Ukraine crisis: Tax and NIC treatment of employees relocating.

How do the rules operate for displaced employees and those relocating to the UK? ICAEW’s Tax Faculty provides a summary.

HMRC has modified the national insurance contributions (NIC) rules for employees working in Russia, Belarus, or Ukraine who, owing to the invasion, temporarily return to the UK to work for their employer. However, it has not announced any other easements for those forced to relocate. 

Tax residence

As HMRC has not announced any tax-related easements, existing tax rules must be applied to an individual’s circumstances.

In the UK, an individual’s tax residence is determined by the statutory residence test (SRT). The SRT contains a number of tests. Several of these consider the number of days spent in the UK. However, up to a 60-day limit in each tax year, days do not have to be counted where:

  • the individual would not be present in the UK at the end of that day, but for exceptional circumstances beyond the individual’s control that prevent them from leaving the UK; and
  • they intend to leave the UK as soon as those circumstances permit.

The legislation cites examples of circumstances that may be ‘exceptional’, including national or local emergencies such as war, civil unrest, or natural disasters

The Foreign, Commonwealth & Development Office (FDCO) has advised against all travel to Russia, Belarus, and Ukraine. HMRC’s Residence, Domicile and Remittance Basis Manual at RDRM13250 says that individuals who return and stay in the UK while FDCO advice remains at this warning level would normally have days spent in the UK ignored under the SRT, subject to the 60-day limit.

Whether the earnings of employees working in the UK are liable to UK tax will depend on their residency status under the SRT. If an individual is deemed UK resident under the SRT and undertakes a day’s work in the UK, this will be deemed a UK workday and liable to UK tax.

The timing and nature of payments to employees, such as for accommodation, relocation fees or cash support, will also require scrutiny to determine the correct tax treatment depending on the circumstances of each individual employee.

NIC

Employees coming to work in the UK from Russia, Belarus, or Ukraine

The general rule is that class 1 NIC must be paid for an employee who has come to work in the UK from the date the person starts work in the UK.

There is an exception to this general rule for employees coming to work in the UK from a ‘rest of the world country’ – such as Russia, Belarus, or Ukraine – in certain circumstances.

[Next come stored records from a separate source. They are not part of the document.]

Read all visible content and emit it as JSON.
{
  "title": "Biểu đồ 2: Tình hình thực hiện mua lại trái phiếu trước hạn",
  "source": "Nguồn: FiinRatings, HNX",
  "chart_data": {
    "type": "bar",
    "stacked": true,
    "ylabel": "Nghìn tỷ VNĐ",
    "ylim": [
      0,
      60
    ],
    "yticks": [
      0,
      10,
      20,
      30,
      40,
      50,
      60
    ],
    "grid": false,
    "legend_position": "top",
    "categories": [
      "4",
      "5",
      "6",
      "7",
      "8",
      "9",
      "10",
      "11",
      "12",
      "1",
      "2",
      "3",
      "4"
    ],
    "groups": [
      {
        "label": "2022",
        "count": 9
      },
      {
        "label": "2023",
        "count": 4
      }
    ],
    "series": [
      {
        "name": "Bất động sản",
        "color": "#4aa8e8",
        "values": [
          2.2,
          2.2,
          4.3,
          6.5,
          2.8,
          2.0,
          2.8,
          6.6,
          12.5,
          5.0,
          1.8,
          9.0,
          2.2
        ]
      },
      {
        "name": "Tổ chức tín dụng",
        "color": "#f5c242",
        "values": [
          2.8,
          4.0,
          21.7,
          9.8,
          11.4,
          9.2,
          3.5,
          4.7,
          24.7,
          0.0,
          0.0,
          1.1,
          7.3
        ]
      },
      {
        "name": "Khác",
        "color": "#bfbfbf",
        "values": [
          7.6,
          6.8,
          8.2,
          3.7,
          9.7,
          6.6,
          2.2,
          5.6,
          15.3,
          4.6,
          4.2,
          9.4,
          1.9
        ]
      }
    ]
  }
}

The employee and employer are exempt from paying UK class 1 NIC for the first 52 weeks of their employment in the UK if they meet the following conditions:

  • the employee is not ordinarily resident in the UK;
  • the employee normally works outside the UK for a foreign employer;
  • the employee is sent to work in the UK for a time by that foreign employer; and
  • when in the UK, the employee continues to work for that employer.

Once the 52-week period has ended, the normal rules apply.

Employees working in Russia, Belarus, or Ukraine temporarily returning to work in the UK

The starting point for such employees is that employer and employee would have been obliged to pay NIC for the first 52 weeks that the employee was abroad if:

  • the employer has a place of business in UK;
  • the employee is ordinarily resident in UK; and
  • immediately before the start of the employment the employee was resident in the UK.

Where an employee returns to the UK on temporary duty, the situation will depend on the nature of the duties.

If the duties are incidental to overseas employment, such as a briefing or further training for that employment, the employer should treat the employee as still abroad. The employer should continue to deduct class 1 NIC until the 52-week period of class 1 liability is met.

If the 52-week period of liability has ended, an employer can:

  • disregard up to the first six weeks of employment in the UK (this is not a legal requirement, but a concession to ease administration when an employee briefly returns to the UK, which only applies where they return to the UK for the same employer);
  • pay contributions in the normal way for any further period in the UK.

Where the 52-week period has not ended, it is not extended by any period of employment in the UK which falls within it.

If the employee goes to work abroad again and any existing liability period has ended, class 1 NIC will continue to be paid for 52 weeks, starting from the contribution week in which the overseas employment begins.

A further period of liability will arise only if the conditions in the three bullet points at the start of this section are met.